The Griffing Group was retained by counsel for petitioner Ad-Venture Capital Partners. David G. Clarke, ASA, a Managing Principal of The Griffing Group, submitted opening and rebuttal reports and testified at deposition and at trial in February 2016, opining that the company’s fair value was $645 million. The expert for the other petitioner, Polaris, concluded a value of $820 million. In addition to providing traditional valuation analyses such as a discounted cash flow analysis, Mr. Clarke offered a detailed rebuttal of the respondent’s expert’s claim that the two prior transactions of stock provided reliable indications of the company’s value.

In an August 2016 opinion, Vice Chancellor Glasscock rejected the prior transactions of stock (and the merger consideration) as unreliable and determined the company’s fair value by conducting a discounted cash flow analysis that reflected a combination of the inputs used by the experts. The Vice Chancellor ruled that ISN’s fair value was $98,783 per share, or approximately $357 million in total – nearly triple the $135 million value implied by the merger consideration and more triple the $106 million value argued by the respondent’s expert.

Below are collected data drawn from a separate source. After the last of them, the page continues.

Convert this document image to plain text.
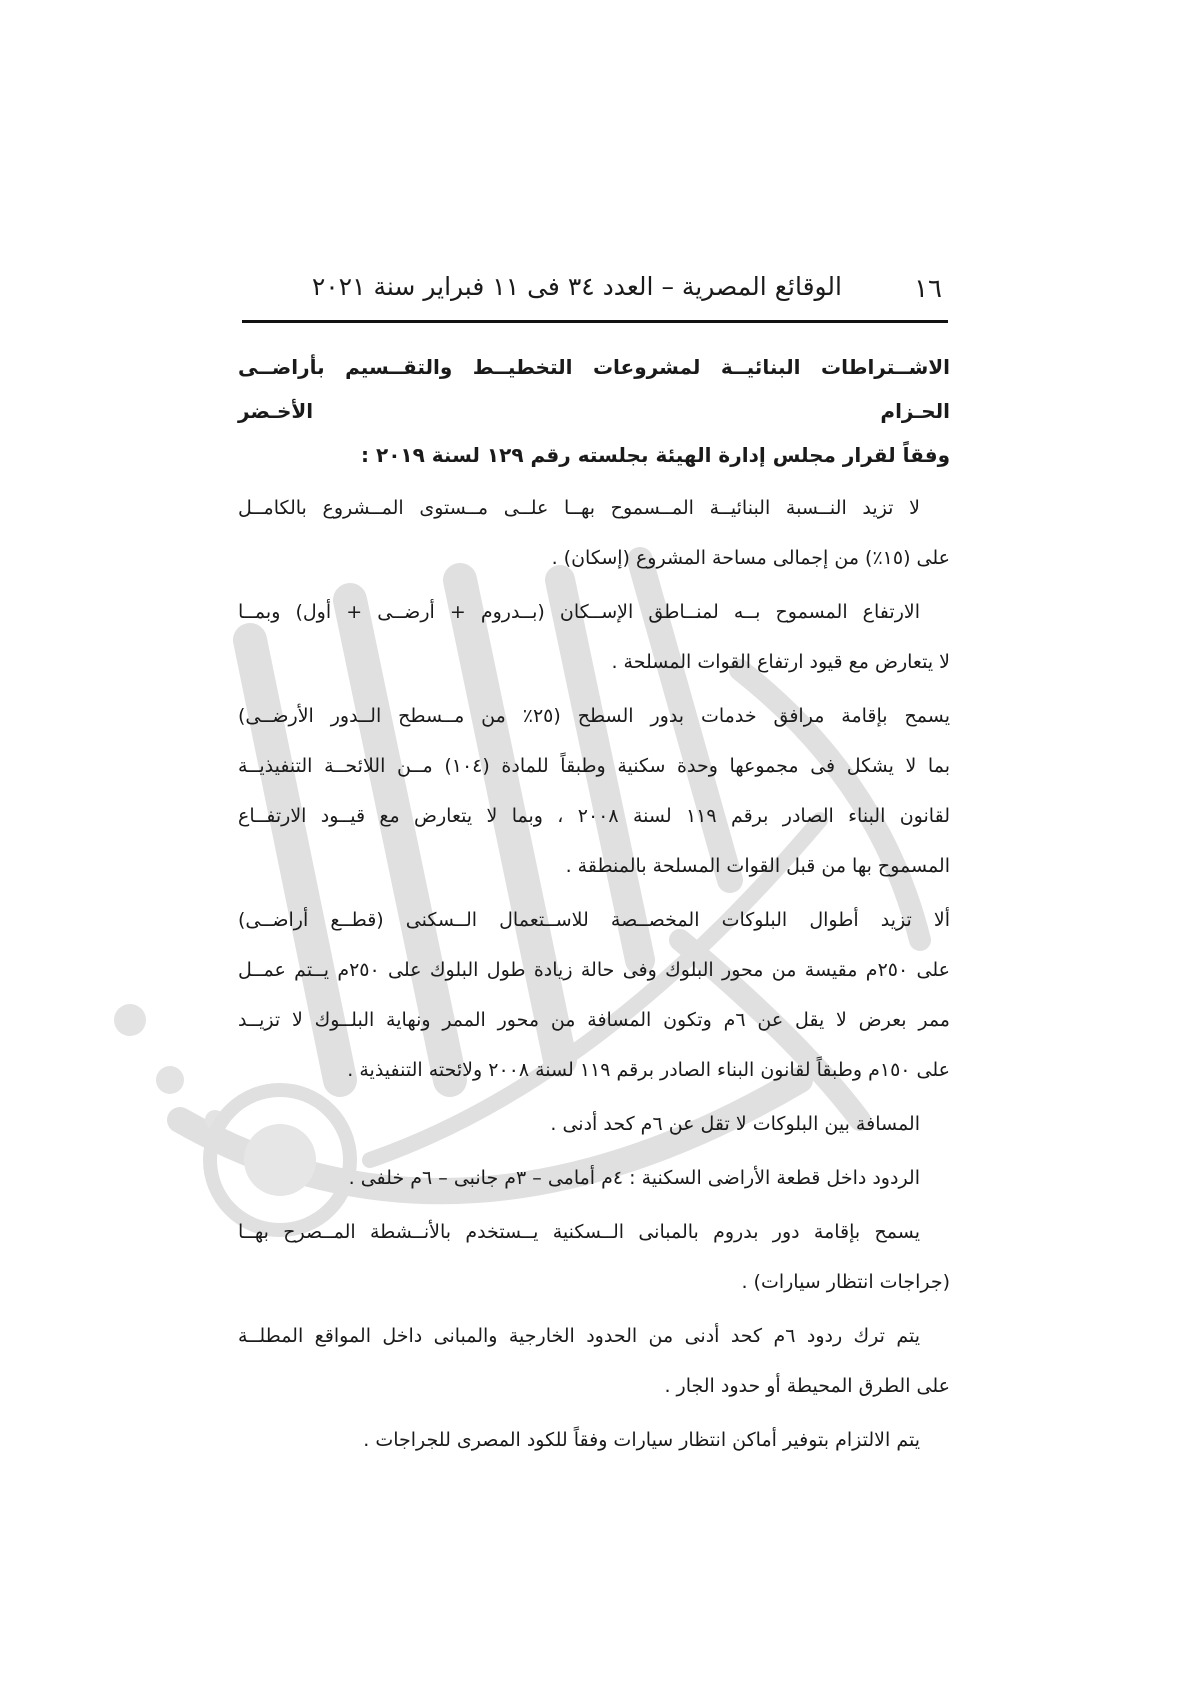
١٦
الوقائع المصرية – العدد ٣٤ فى ١١ فبراير سنة ٢٠٢١
الاشــتراطات البنائيــة لمشروعات التخطيــط والتقــسيم بأراضــى الحـزام الأخـضر
وفقاً لقرار مجلس إدارة الهيئة بجلسته رقم ١٢٩ لسنة ٢٠١٩ :
لا تزيد النــسبة البنائيــة المــسموح بهــا علــى مــستوى المــشروع بالكامــل
على (١٥٪) من إجمالى مساحة المشروع (إسكان) .
الارتفاع المسموح بــه لمنــاطق الإســكان (بــدروم + أرضــى + أول) وبمــا
لا يتعارض مع قيود ارتفاع القوات المسلحة .
يسمح بإقامة مرافق خدمات بدور السطح (٢٥٪ من مــسطح الــدور الأرضــى)
بما لا يشكل فى مجموعها وحدة سكنية وطبقاً للمادة (١٠٤) مــن اللائحــة التنفيذيــة
لقانون البناء الصادر برقم ١١٩ لسنة ٢٠٠٨ ، وبما لا يتعارض مع قيــود الارتفــاع
المسموح بها من قبل القوات المسلحة بالمنطقة .
ألا تزيد أطوال البلوكات المخصــصة للاســتعمال الــسكنى (قطــع أراضــى)
على ٢٥٠م مقيسة من محور البلوك وفى حالة زيادة طول البلوك على ٢٥٠م يــتم عمــل
ممر بعرض لا يقل عن ٦م وتكون المسافة من محور الممر ونهاية البلــوك لا تزيــد
على ١٥٠م وطبقاً لقانون البناء الصادر برقم ١١٩ لسنة ٢٠٠٨ ولائحته التنفيذية .
المسافة بين البلوكات لا تقل عن ٦م كحد أدنى .
الردود داخل قطعة الأراضى السكنية : ٤م أمامى – ٣م جانبى – ٦م خلفى .
يسمح بإقامة دور بدروم بالمبانى الــسكنية يــستخدم بالأنــشطة المــصرح بهــا
(جراجات انتظار سيارات) .
يتم ترك ردود ٦م كحد أدنى من الحدود الخارجية والمبانى داخل المواقع المطلــة
على الطرق المحيطة أو حدود الجار .
يتم الالتزام بتوفير أماكن انتظار سيارات وفقاً للكود المصرى للجراجات .
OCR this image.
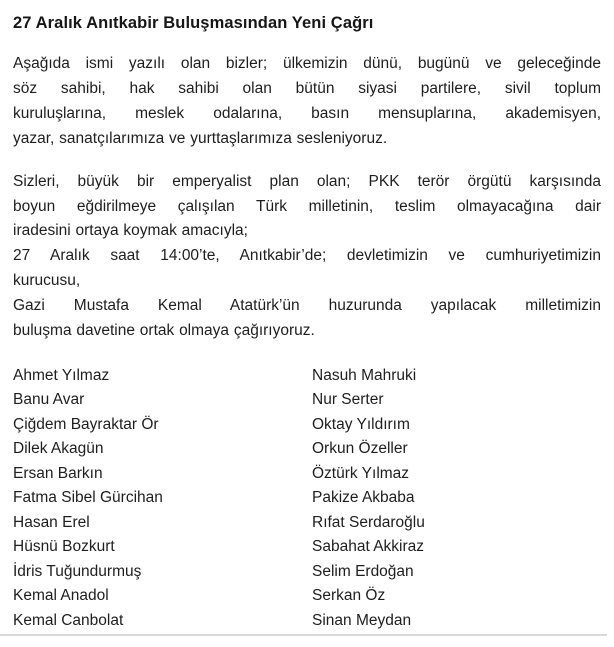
27 Aralık Anıtkabir Buluşmasından Yeni Çağrı
Aşağıda ismi yazılı olan bizler; ülkemizin dünü, bugünü ve geleceğinde
söz sahibi, hak sahibi olan bütün siyasi partilere, sivil toplum
kuruluşlarına, meslek odalarına, basın mensuplarına, akademisyen,
yazar, sanatçılarımıza ve yurttaşlarımıza sesleniyoruz.
Sizleri, büyük bir emperyalist plan olan; PKK terör örgütü karşısında
boyun eğdirilmeye çalışılan Türk milletinin, teslim olmayacağına dair
iradesini ortaya koymak amacıyla;
27 Aralık saat 14:00’te, Anıtkabir’de; devletimizin ve cumhuriyetimizin
kurucusu,
Gazi Mustafa Kemal Atatürk’ün huzurunda yapılacak milletimizin
buluşma davetine ortak olmaya çağırıyoruz.
Ahmet Yılmaz
Banu Avar
Çiğdem Bayraktar Ör
Dilek Akagün
Ersan Barkın
Fatma Sibel Gürcihan
Hasan Erel
Hüsnü Bozkurt
İdris Tuğundurmuş
Kemal Anadol
Kemal Canbolat
Nasuh Mahruki
Nur Serter
Oktay Yıldırım
Orkun Özeller
Öztürk Yılmaz
Pakize Akbaba
Rıfat Serdaroğlu
Sabahat Akkiraz
Selim Erdoğan
Serkan Öz
Sinan Meydan
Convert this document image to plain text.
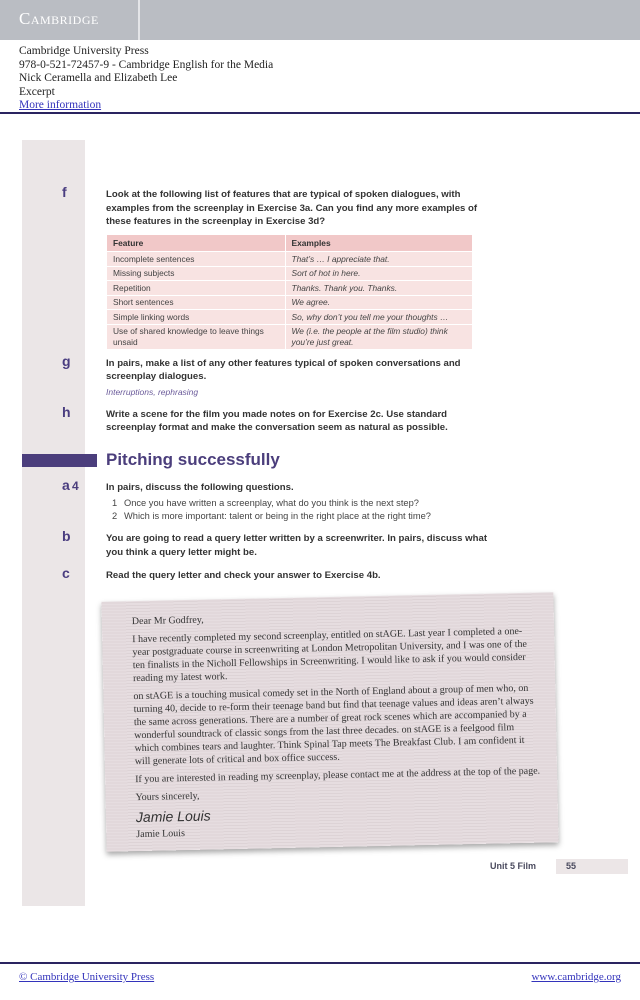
Cambridge
Cambridge University Press
978-0-521-72457-9 - Cambridge English for the Media
Nick Ceramella and Elizabeth Lee
Excerpt
More information
f	Look at the following list of features that are typical of spoken dialogues, with examples from the screenplay in Exercise 3a. Can you find any more examples of these features in the screenplay in Exercise 3d?
Feature	Examples
Incomplete sentences	That’s … I appreciate that.
Missing subjects	Sort of hot in here.
Repetition	Thanks. Thank you. Thanks.
Short sentences	We agree.
Simple linking words	So, why don’t you tell me your thoughts …
Use of shared knowledge to leave things unsaid	We (i.e. the people at the film studio) think you’re just great.
g	In pairs, make a list of any other features typical of spoken conversations and screenplay dialogues.
Interruptions, rephrasing
h	Write a scene for the film you made notes on for Exercise 2c. Use standard screenplay format and make the conversation seem as natural as possible.
Pitching successfully
4
a	In pairs, discuss the following questions.
1 Once you have written a screenplay, what do you think is the next step?
2 Which is more important: talent or being in the right place at the right time?
b	You are going to read a query letter written by a screenwriter. In pairs, discuss what you think a query letter might be.
c	Read the query letter and check your answer to Exercise 4b.

Dear Mr Godfrey,

I have recently completed my second screenplay, entitled on stAGE. Last year I completed a one-year postgraduate course in screenwriting at London Metropolitan University, and I was one of the ten finalists in the Nicholl Fellowships in Screenwriting. I would like to ask if you would consider reading my latest work.

on stAGE is a touching musical comedy set in the North of England about a group of men who, on turning 40, decide to re-form their teenage band but find that teenage values and ideas aren’t always the same across generations. There are a number of great rock scenes which are accompanied by a wonderful soundtrack of classic songs from the last three decades. on stAGE is a feelgood film which combines tears and laughter. Think Spinal Tap meets The Breakfast Club. I am confident it will generate lots of critical and box office success.

If you are interested in reading my screenplay, please contact me at the address at the top of the page.

Yours sincerely,

Jamie Louis
Jamie Louis
Unit 5 Film	55
© Cambridge University Press	www.cambridge.org
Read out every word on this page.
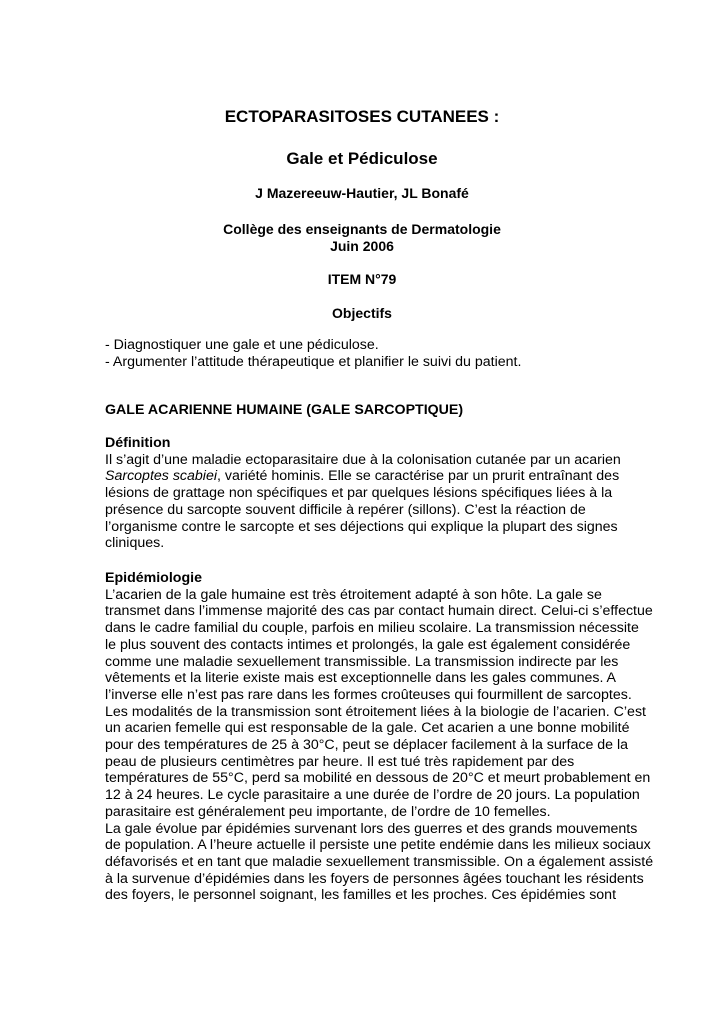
ECTOPARASITOSES CUTANEES :
Gale et Pédiculose
J Mazereeuw-Hautier, JL Bonafé
Collège des enseignants de Dermatologie
Juin 2006
ITEM N°79
Objectifs
- Diagnostiquer une gale et une pédiculose.
- Argumenter l’attitude thérapeutique et planifier le suivi du patient.
GALE ACARIENNE HUMAINE (GALE SARCOPTIQUE)
Définition
Il s’agit d’une maladie ectoparasitaire due à la colonisation cutanée par un acarien
Sarcoptes scabiei, variété hominis. Elle se caractérise par un prurit entraînant des
lésions de grattage non spécifiques et par quelques lésions spécifiques liées à la
présence du sarcopte souvent difficile à repérer (sillons). C’est la réaction de
l’organisme contre le sarcopte et ses déjections qui explique la plupart des signes
cliniques.
Epidémiologie
L’acarien de la gale humaine est très étroitement adapté à son hôte. La gale se
transmet dans l’immense majorité des cas par contact humain direct. Celui-ci s’effectue
dans le cadre familial du couple, parfois en milieu scolaire. La transmission nécessite
le plus souvent des contacts intimes et prolongés, la gale est également considérée
comme une maladie sexuellement transmissible. La transmission indirecte par les
vêtements et la literie existe mais est exceptionnelle dans les gales communes. A
l’inverse elle n’est pas rare dans les formes croûteuses qui fourmillent de sarcoptes.
Les modalités de la transmission sont étroitement liées à la biologie de l’acarien. C’est
un acarien femelle qui est responsable de la gale. Cet acarien a une bonne mobilité
pour des températures de 25 à 30°C, peut se déplacer facilement à la surface de la
peau de plusieurs centimètres par heure. Il est tué très rapidement par des
températures de 55°C, perd sa mobilité en dessous de 20°C et meurt probablement en
12 à 24 heures. Le cycle parasitaire a une durée de l’ordre de 20 jours. La population
parasitaire est généralement peu importante, de l’ordre de 10 femelles.
La gale évolue par épidémies survenant lors des guerres et des grands mouvements
de population. A l’heure actuelle il persiste une petite endémie dans les milieux sociaux
défavorisés et en tant que maladie sexuellement transmissible. On a également assisté
à la survenue d’épidémies dans les foyers de personnes âgées touchant les résidents
des foyers, le personnel soignant, les familles et les proches. Ces épidémies sont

The decision was appealed to the Delaware Supreme Court, which in October 2017 affirmed the Chancery Court’s ruling in a one-page order.

David G. Clarke, ASA was assisted by Joseph W. Thompson, CFA, ASA, David Neuzil, CFA, and William P. McInerney, ASA. Petitioner Ad-Venture Partners was represented by Jon E. Abramczyk, John P. DiTomo, and Matthew R. Clark of Morris, Nichols, Arsht & Tunnell LLP.